I’m super excited to have had my abstract accepted for the Women and the Arts in the Long Eighteenth Century conference. I’ll be speaking on the topic of ‘Collage before Modernism? Periodization, Gender and Eighteenth-Century Women’s Collage’, abstract below.
Collage before Modernism? Periodization, Gender and Eighteenth-Century Women’s Collage
In the essay ‘Collage: A Brief History’, Dawn Ades writes that ‘when Pablo Picasso and Georges Braque started gluing bits to their pictures in 1912, this had nothing to do with long-standing popular past-times like pasting cut out images onto fire screens, and everything to do with art’. Ades’ statement is typical of existing histories of collage, which tend to figure the genre as the result of modernist innovation, as opposed to a medium with a long and distinctive history. Crucially, the quotation also reinforces a number of entrenched hierarchies within art history: differences between ‘high’ and ‘low’ art forms; divisions of modern and pre-modern; and, most crucially, the gendered separation between artist and amateur. Yet these categorical distinctions pose fundamental questions about the nature of art itself, prompting considerations of how art is defined, of the identities and motivations of those who make it, and of why certain objects have been consistently overlooked by art history.

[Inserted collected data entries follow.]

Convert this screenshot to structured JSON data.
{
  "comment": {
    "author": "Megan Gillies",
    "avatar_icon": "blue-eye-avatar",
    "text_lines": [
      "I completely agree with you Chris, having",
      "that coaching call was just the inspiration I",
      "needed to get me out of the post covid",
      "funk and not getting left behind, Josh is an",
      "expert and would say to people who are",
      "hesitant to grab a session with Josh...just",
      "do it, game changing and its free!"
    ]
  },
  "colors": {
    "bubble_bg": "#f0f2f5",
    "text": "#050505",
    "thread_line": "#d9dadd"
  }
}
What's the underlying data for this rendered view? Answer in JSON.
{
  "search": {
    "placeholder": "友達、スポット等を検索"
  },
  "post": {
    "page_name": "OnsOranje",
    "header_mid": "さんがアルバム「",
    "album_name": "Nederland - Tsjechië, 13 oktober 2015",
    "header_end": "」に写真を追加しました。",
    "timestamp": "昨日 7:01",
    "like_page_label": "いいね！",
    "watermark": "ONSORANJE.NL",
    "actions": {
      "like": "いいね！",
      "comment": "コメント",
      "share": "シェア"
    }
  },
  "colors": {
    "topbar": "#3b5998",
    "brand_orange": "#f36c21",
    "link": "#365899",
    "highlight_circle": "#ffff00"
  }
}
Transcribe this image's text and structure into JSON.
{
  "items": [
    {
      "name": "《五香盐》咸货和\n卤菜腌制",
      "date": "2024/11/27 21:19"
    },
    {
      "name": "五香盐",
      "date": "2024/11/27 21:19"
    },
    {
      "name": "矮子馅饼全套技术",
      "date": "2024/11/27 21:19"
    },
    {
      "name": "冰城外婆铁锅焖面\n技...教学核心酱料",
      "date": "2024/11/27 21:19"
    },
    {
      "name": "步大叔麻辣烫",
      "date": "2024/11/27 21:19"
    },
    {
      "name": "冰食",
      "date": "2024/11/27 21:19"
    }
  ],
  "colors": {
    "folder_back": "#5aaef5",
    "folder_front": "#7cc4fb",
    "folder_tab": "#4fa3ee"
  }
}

This paper has two aims, firstly to provide a detailed examination of collage made by women in the long eighteenth-century, arguing for its centrality as a mode of female artistic expression during this period. Secondarily, it will identify periodization as a central evaluative and organisational methodology within art history, arguing that the strict distinction drawn between collage made before and after 1912 is central to the explicitly gendered ways in which collage has been conceptualized, and often dismissed. The paper will address and trouble this sharp division by framing it in terms of the gendered disentanglement of art from craft, whilst highlighting the productive possibilities of a transhistorical approach to collage, which fully takes women’s production of the genre in the long eighteenth century into account.